Leila de Carvalho e Gonçalves 13/07/2018
Sangue Dado, Sangue Tomado
É inegável o fascínio da Albânia, especialmente para quem viveu durante a ditadura militar, pois se tratava de um país fechado e praticamente desconhecido onde o comunismo parecia ter prosperado nas mãos do ditador Enver Hoxha, que mantinha uma relação atribulada com a China e a União Soviética até o total rompimento. Apenas nos anos noventa, foram dados os primeiros passos em direção a sua democratização e confirmou-se um atraso que até hoje, é o maior desafio a ser superado.
Escrito em 1978, "Abril Despedaçado", de Ismail Kadaré, é um livro essencial para quem quiser aprender sobre os costumes da região, à medida que enfoca um draconiano código de leis, o "Kanun", que a margem do Estado ainda rege os montanheses do norte. Nele, a honra é lavada com sangue e a desavença entre famílias leva a uma série interminável de assassinatos que num círculo vicioso, chega a dizimar a maior parte de seus membros, ficando de fora apenas as mulheres e crianças.
Aliás, a vingança converteu-se numa mercadoria sujeita até a cobrança de imposto. Portanto, por mais insano que pareça aos nossos olhos, "sangue dado, sangue tomado" também é uma operação financeira que sustenta o "Kanun", pune ou privilegia os cidadãos de acordo com as circunstâncias e interesses.

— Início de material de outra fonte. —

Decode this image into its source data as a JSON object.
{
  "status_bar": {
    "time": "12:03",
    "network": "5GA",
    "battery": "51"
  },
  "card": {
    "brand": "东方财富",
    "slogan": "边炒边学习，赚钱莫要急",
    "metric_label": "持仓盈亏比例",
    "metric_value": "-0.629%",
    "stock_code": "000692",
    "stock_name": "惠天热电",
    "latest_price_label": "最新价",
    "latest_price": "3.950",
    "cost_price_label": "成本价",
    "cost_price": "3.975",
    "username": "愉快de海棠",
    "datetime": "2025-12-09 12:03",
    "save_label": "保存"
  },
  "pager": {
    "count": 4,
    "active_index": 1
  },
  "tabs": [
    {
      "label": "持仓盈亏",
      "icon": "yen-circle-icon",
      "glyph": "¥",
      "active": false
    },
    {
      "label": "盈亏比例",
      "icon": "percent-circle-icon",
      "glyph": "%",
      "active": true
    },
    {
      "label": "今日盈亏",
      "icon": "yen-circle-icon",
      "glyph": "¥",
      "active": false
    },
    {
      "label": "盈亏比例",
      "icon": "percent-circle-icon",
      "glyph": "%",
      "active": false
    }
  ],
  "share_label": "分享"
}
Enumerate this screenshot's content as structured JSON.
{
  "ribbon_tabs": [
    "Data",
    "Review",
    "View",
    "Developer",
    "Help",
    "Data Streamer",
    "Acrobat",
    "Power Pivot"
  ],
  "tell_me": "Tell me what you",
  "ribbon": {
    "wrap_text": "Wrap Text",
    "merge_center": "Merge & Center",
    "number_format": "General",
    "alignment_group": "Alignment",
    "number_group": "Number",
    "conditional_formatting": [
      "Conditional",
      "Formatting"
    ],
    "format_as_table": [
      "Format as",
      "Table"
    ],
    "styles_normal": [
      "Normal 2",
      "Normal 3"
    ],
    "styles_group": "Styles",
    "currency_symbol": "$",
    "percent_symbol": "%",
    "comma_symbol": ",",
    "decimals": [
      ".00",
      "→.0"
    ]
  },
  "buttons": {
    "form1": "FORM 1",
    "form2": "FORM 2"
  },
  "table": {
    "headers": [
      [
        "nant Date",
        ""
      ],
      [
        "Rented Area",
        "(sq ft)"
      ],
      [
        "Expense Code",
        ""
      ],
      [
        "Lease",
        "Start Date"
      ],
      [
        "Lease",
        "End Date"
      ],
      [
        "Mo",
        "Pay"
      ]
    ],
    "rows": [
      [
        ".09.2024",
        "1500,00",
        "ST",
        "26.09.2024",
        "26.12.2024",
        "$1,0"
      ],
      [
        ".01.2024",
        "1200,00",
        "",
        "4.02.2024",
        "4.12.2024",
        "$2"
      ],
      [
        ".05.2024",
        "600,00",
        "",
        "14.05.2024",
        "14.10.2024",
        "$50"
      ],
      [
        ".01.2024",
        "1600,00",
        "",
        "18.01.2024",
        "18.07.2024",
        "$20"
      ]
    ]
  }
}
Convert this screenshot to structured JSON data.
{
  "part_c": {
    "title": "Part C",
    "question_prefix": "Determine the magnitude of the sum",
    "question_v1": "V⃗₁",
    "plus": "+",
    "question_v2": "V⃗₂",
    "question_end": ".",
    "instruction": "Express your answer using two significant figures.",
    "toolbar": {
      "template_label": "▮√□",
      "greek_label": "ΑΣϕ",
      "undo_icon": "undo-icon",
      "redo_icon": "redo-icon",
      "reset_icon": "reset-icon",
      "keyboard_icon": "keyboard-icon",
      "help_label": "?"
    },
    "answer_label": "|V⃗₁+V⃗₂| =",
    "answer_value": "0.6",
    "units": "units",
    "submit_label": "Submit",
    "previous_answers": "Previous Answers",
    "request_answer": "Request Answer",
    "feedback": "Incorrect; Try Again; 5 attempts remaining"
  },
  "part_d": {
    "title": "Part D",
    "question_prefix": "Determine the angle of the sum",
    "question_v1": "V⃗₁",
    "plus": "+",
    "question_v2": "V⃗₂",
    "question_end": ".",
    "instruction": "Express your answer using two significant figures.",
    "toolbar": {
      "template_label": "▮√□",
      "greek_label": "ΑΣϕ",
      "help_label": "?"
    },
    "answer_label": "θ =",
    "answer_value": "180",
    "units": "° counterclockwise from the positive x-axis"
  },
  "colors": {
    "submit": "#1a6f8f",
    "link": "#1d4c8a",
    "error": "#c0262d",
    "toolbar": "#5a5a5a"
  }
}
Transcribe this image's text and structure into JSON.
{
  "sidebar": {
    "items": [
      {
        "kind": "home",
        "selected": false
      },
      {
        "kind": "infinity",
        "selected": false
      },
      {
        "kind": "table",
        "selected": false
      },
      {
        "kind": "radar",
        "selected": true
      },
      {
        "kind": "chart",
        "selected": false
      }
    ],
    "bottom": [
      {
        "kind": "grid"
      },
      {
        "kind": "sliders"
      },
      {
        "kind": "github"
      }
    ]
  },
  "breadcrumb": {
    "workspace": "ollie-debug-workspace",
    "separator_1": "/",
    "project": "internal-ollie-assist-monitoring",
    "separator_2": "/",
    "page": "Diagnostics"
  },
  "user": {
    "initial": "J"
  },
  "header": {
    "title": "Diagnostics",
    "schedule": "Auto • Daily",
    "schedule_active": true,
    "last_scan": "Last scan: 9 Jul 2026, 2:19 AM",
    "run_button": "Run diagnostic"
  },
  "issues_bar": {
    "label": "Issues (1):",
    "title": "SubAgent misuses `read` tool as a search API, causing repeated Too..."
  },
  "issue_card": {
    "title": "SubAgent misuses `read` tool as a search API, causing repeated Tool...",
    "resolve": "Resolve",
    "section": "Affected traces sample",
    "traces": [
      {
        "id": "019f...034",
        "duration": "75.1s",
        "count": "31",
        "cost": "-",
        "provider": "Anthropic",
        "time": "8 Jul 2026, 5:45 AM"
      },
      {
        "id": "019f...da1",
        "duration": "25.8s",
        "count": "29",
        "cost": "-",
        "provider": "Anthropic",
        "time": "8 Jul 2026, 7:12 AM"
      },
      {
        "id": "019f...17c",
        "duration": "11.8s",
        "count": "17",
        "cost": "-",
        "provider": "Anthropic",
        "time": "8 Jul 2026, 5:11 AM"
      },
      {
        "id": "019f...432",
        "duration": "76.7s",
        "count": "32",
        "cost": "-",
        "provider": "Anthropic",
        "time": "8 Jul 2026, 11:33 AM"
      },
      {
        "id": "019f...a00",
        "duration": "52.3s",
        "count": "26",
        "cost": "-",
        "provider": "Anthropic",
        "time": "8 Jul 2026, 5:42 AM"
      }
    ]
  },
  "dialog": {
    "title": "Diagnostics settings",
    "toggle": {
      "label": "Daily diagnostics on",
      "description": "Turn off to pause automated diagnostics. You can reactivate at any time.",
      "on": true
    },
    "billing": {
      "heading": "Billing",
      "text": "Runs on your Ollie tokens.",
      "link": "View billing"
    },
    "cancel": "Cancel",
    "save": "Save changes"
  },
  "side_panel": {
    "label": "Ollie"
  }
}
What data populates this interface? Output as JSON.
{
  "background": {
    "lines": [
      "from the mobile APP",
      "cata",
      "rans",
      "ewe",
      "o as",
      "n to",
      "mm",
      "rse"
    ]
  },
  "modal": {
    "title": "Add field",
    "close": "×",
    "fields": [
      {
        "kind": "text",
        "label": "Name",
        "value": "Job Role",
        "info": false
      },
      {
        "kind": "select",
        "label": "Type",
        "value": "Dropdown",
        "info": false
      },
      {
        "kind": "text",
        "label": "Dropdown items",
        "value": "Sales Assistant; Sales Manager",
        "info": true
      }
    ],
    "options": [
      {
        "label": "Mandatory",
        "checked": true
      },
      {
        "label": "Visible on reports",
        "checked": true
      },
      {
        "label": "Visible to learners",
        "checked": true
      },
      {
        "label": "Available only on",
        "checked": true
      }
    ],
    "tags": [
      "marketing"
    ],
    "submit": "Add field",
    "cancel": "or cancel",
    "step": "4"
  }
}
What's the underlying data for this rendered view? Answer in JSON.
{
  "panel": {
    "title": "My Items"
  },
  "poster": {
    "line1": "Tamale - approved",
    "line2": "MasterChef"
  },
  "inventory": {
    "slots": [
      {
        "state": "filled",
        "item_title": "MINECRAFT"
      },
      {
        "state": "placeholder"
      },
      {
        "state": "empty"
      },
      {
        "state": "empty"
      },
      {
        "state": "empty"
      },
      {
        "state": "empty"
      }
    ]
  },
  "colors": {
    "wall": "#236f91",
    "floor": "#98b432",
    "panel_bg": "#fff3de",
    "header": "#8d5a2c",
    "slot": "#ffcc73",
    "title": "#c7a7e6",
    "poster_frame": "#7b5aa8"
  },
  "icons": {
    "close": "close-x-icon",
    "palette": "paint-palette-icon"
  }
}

Ambientada por volta de 1930, esta história narra a trégua de um mês que Gjorg Berisha terá antes de ser executado pela família Kryegvq, após fuzilar o assassino de seu irmão. Será a quadragésima quinta morte de uma "vendeta" iniciada setenta anos antes por conta de um mal entendido. Nesse período, ele terá que cumprir uma série de obrigações, por exemplo, assistir ao funeral da vítima, para só depois poder ocupar o tempo que lhe resta como convier e ele decide rever as montanhas de Rrafsh.
Em paralelo, é retratada a viagem de núpcias do casal Vorps, Bessian e Diana. Ele é um jornalista da capital que escolheu esse inusitado roteiro para conhecer um pouco mais sobre o "Kanun" e ambos pagarão um alto tributo pela aventura.
No ano de 2001, essa história foi adaptada para o cinema, ambientada no sertão da Bahia, numa produção franco-suíça-brasileira, dirigida Walter Salles. Foi esse filme que projetou o ator Rodrigo Santoro no exterior.
Enfim, à sombra de uma região desolada, Kadaré narra com sensibilidade sobre "a insignificância da vida levada ao limite da compreensão humana".